Présentés devant la Cour Criminelle Spéciale (CCS) ce mardi 24 juillet 2018, l’ex Direteur Général des douanes et droits indirects, Alain-Paul Ndjoubi et l’ancien chef de service Jean-Bernard Ngalibika devront attendre la délibération prévue le jeudi 26 juillet 2018, pour savoir si les 5 ans de prison requis contre eux par le ministère public seront maintenus.

Au vue des chefs d’accusations retenus contre Alain-Paul Ndjoubi et Jean-Bernard Ngalibika qui ont comparu ce mardi à la Cour criminelle de Libreville devant la juge Paulette Ayo Akolly en charge de l’affaire, le ministère public a, au terme de l’audience, requit contre les deux hommes, 5 ans de prison dont 4 ans avec sursis.
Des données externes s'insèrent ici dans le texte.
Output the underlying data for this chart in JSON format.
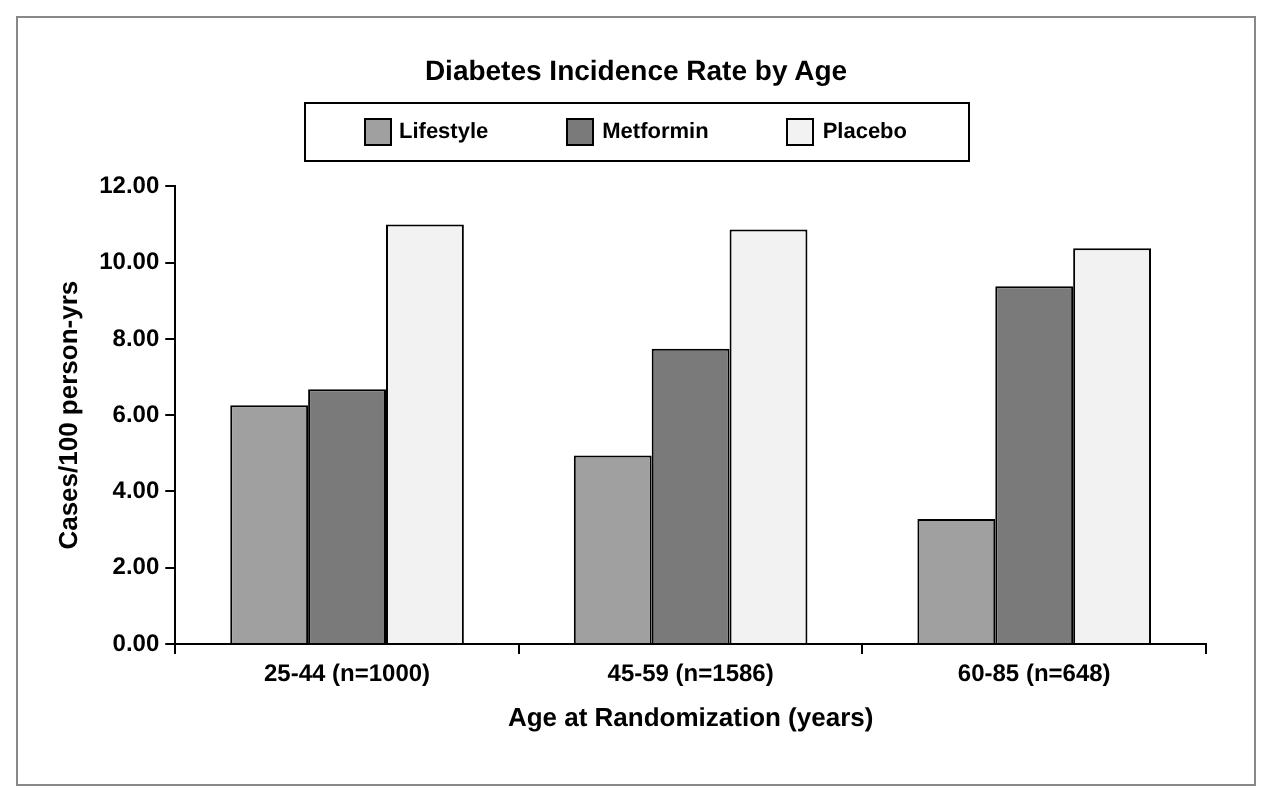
{
  "chart_data": {
    "type": "bar",
    "title": "Diabetes Incidence Rate by Age",
    "xlabel": "Age at Randomization (years)",
    "ylabel": "Cases/100 person-yrs",
    "categories": [
      "25-44 (n=1000)",
      "45-59 (n=1586)",
      "60-85 (n=648)"
    ],
    "series": [
      {
        "name": "Lifestyle",
        "color": "#a0a0a0",
        "values": [
          6.26,
          4.94,
          3.28
        ]
      },
      {
        "name": "Metformin",
        "color": "#7a7a7a",
        "values": [
          6.68,
          7.74,
          9.38
        ]
      },
      {
        "name": "Placebo",
        "color": "#f2f2f2",
        "values": [
          11.0,
          10.87,
          10.38
        ]
      }
    ],
    "ylim": [
      0,
      12
    ],
    "yticks": [
      {
        "value": 0,
        "label": "0.00"
      },
      {
        "value": 2,
        "label": "2.00"
      },
      {
        "value": 4,
        "label": "4.00"
      },
      {
        "value": 6,
        "label": "6.00"
      },
      {
        "value": 8,
        "label": "8.00"
      },
      {
        "value": 10,
        "label": "10.00"
      },
      {
        "value": 12,
        "label": "12.00"
      }
    ],
    "grid": false,
    "legend": "top"
  }
}
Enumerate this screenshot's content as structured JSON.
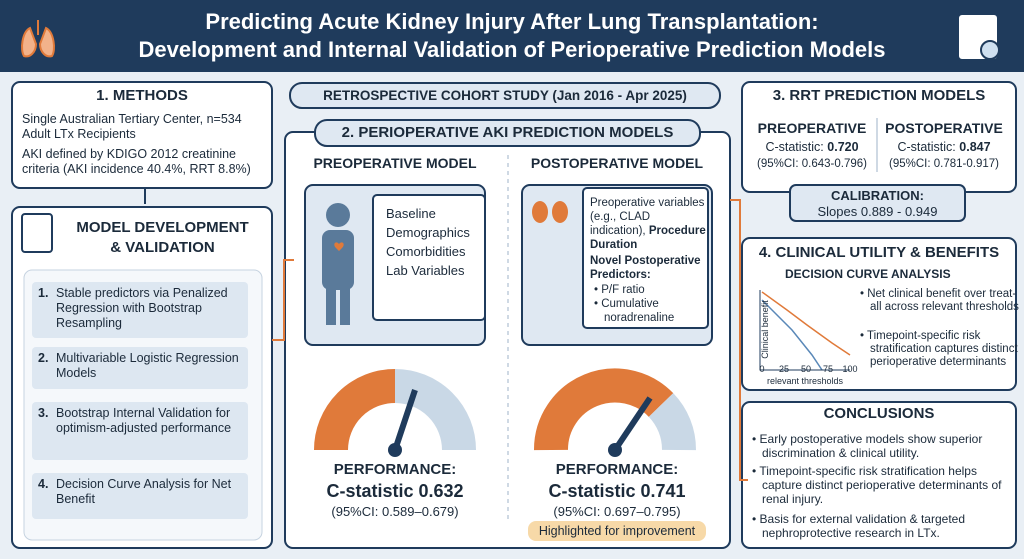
{
  "header": {
    "title_lines": [
      "Predicting Acute Kidney Injury After Lung Transplantation:",
      "Development and Internal Validation of Perioperative Prediction Models"
    ]
  },
  "banner": "RETROSPECTIVE COHORT STUDY (Jan 2016 - Apr 2025)",
  "methods": {
    "title": "1. METHODS",
    "paragraphs": [
      "Single Australian Tertiary Center, n=534 Adult LTx Recipients",
      "AKI defined by KDIGO 2012 creatinine criteria (AKI incidence 40.4%, RRT 8.8%)"
    ]
  },
  "development": {
    "title_lines": [
      "MODEL DEVELOPMENT",
      "& VALIDATION"
    ],
    "steps": [
      {
        "number": "1.",
        "text": "Stable predictors via Penalized Regression with Bootstrap Resampling"
      },
      {
        "number": "2.",
        "text": "Multivariable Logistic Regression Models"
      },
      {
        "number": "3.",
        "text": "Bootstrap Internal Validation for optimism-adjusted performance"
      },
      {
        "number": "4.",
        "text": "Decision Curve Analysis for Net Benefit"
      }
    ]
  },
  "aki_models": {
    "title": "2. PERIOPERATIVE AKI PREDICTION MODELS",
    "preoperative": {
      "heading": "PREOPERATIVE MODEL",
      "variables": [
        "Baseline",
        "Demographics",
        "Comorbidities",
        "Lab Variables"
      ],
      "performance_label": "PERFORMANCE:",
      "c_statistic": "C-statistic 0.632",
      "ci": "(95%CI: 0.589–0.679)"
    },
    "postoperative": {
      "heading": "POSTOPERATIVE MODEL",
      "variables_intro": "Preoperative variables (e.g., CLAD indication),",
      "variables_bold": "Procedure Duration",
      "novel_title": "Novel Postoperative Predictors:",
      "novel_items": [
        "P/F ratio",
        "Cumulative noradrenaline"
      ],
      "performance_label": "PERFORMANCE:",
      "c_statistic": "C-statistic 0.741",
      "ci": "(95%CI: 0.697–0.795)",
      "highlight": "Highlighted for improvement"
    }
  },
  "rrt": {
    "title": "3. RRT PREDICTION MODELS",
    "preoperative": {
      "heading": "PREOPERATIVE",
      "label": "C-statistic:",
      "value": "0.720",
      "ci": "(95%CI: 0.643-0.796)"
    },
    "postoperative": {
      "heading": "POSTOPERATIVE",
      "label": "C-statistic:",
      "value": "0.847",
      "ci": "(95%CI: 0.781-0.917)"
    }
  },
  "calibration": {
    "title": "CALIBRATION:",
    "text": "Slopes 0.889 - 0.949"
  },
  "clinical_utility": {
    "title": "4. CLINICAL UTILITY & BENEFITS",
    "subtitle": "DECISION CURVE ANALYSIS",
    "plot": {
      "y_label": "Clinical benefit",
      "x_label": "relevant thresholds",
      "xticks": [
        "0",
        "25",
        "50",
        "75",
        "100"
      ]
    },
    "bullets": [
      "Net clinical benefit over treat-all across relevant thresholds",
      "Timepoint-specific risk stratification captures distinct perioperative determinants"
    ]
  },
  "conclusions": {
    "title": "CONCLUSIONS",
    "bullets": [
      "Early postoperative models show superior discrimination & clinical utility.",
      "Timepoint-specific risk stratification helps capture distinct perioperative determinants of renal injury.",
      "Basis for external validation & targeted nephroprotective research in LTx."
    ]
  }
}
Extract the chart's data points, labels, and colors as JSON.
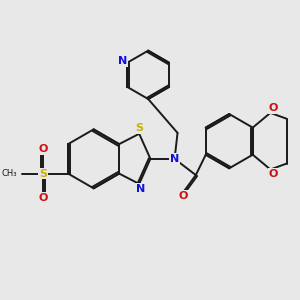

Accusés d’avoir détourné près de 100 millions de francs CFA, versés par la société EGCA-Satram en guise d’avance sur une amende à la suite d’un redressement, la Cour criminelle spéciale a reconnu que le prévenu Alain- Paul Ndjoubi aurait déjà procédé au remboursement intégral de la somme querellée. Un acte qui serait peut-être à l’origine de la clémence dont a fait preuve le ministère public lors de ce procès.

Revenant sur le remboursement des fonds détournés, Me Gey Charles, l’un des avocats de l’ex patron des Douanes a déclaré : «Mon client a remboursé cet argent non pas parce qu’il se sent coupable, mais pour montrer sa bonne foi dans cette affaire». Des propos confirmés par l’intéressé lui même qui aurait expliqué au juge les raisons de son acte et en quoi cet argent a servi. «Il a été utilisé pour les besoins de fonctionnement des services de mon administration et le financement de certaines missions» a-t-il indiqué.

Dans tous les cas, la délibération a été renvoyée pour le jeudi 26 juillet 2018 prochain. Date à laquelle les deux « criminels financiers » seront définitivement statués sur leurs sorts.